Throw Me The Statue

This is the second album from Seatle's Throw Me The Statue, an outfit that originally began as the one-man project of the multifaceted Scott Reitherman then evolved into the charmingly fresh sound that makes up Creaturesque. Its predecessor Moonbeams pricked up the ears of many a music critic with its ample helping of lo-fi bliss and while Creaturesque retains much of this element it's the production work from Phil Ek (The Shins, Built To Spill, Band Of Horses) that elevates this sound to maximalist indie-pop heights.

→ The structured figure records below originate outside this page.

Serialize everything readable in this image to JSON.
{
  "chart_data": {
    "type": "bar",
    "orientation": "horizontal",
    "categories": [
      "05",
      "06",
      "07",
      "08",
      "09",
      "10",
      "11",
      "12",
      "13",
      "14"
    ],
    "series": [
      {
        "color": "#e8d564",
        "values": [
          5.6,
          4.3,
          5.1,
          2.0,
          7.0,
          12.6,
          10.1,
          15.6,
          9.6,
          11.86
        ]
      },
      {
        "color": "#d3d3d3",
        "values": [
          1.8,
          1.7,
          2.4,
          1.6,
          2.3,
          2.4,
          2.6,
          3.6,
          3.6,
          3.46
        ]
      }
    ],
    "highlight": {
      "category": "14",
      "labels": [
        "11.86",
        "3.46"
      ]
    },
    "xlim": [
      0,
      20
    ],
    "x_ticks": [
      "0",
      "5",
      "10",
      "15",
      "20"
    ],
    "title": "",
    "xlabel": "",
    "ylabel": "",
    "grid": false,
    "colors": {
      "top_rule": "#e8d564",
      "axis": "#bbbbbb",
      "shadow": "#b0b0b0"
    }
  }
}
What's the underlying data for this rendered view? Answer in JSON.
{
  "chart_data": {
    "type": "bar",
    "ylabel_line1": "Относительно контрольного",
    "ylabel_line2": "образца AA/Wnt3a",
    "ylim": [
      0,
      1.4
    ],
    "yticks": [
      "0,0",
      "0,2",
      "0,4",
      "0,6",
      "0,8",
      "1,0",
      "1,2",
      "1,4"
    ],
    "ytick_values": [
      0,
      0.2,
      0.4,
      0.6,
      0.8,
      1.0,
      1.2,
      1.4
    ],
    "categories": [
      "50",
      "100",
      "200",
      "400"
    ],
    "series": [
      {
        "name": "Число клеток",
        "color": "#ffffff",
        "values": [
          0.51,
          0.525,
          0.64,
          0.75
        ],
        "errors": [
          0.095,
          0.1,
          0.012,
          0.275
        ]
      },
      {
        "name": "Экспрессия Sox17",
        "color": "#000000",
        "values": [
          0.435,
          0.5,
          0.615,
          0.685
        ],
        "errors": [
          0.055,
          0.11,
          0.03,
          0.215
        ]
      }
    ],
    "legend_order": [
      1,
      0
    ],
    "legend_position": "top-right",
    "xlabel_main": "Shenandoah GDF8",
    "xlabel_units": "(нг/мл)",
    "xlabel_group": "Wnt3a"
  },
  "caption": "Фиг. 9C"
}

The transition to these heights is an interesting one and it's what's left in its trail that make this record intriguing. TMTS can drop in some of the most well formed pop hooks that it sometimes borders on cliche. The glittery glockenspiel that erupts on the hand-clap chorus of opener Waving At The Shore runs dangerously close to the sugary drivel that made the Magic Numbers so hard to swallow. But I think it's the fact that Reitherman has come from such lo-fi roots that this sweetness stays palatable due to an everpresent DIY presence that runs through it. I don't mean DIY in the No Age sense but in the Grandaddy sense I guess. Sub Pop's Chad Vangaalen is probably a better point of reference, with the occasional decrepit synthesiser being employed to churn out a vulnerable drum beat on which is built this impressive structure. But the intriguing thing is the contrast between the times when very little is built on this structure and a song like Tag plays out with its bare bones on full display, leading into its antithesis Ancestors. As the lead single Ancestors is a slice of indie-pop perfection. With an endlessly marketable and surprisingly anthemic guitar riff to base things on this can hardly fail and the way, mid way through the track, it pairs down to a simple acoustic strum as if he's just walked into a different room is magnificent. The drumming on all of these tracks is what really propels them. Cannibal Rays is a perfect example with its infectiously rolling pace providing a bubbling and flowing support for Reitherman's soft vocals.

And this voice is also very adaptable and further encourages the Vangaalen comparisons. Reitherman is as comfortable at the dizzy heights of the grand indie riffs of Hi-Fi Goon or the lowly folk acoustics of Shade For A Shadow. His delivery can be as gruff as old boots or so soft he could be singing his kids to sleep. So I guess what I'm saying is that this is an album of subtle contrasts. Nothing is abrasive or challenging and things may occasionally veer towards perilous lands of sugar but as The Outer Folds brings the record to a gentle close with its lounge-act melodies and softly brushed rhythms it's pretty hard not to sit back and smile at what you've just heard. This is infectious for all the right reasons, it's anthemic and intimate, it's polished and yet threads hang unapologetically from its edges. But somewhere in amongst all that is something that keeps me coming back for more and I will continue to do that until I hear any of these on a T-Mobile ad. Reitherman, you have been warned.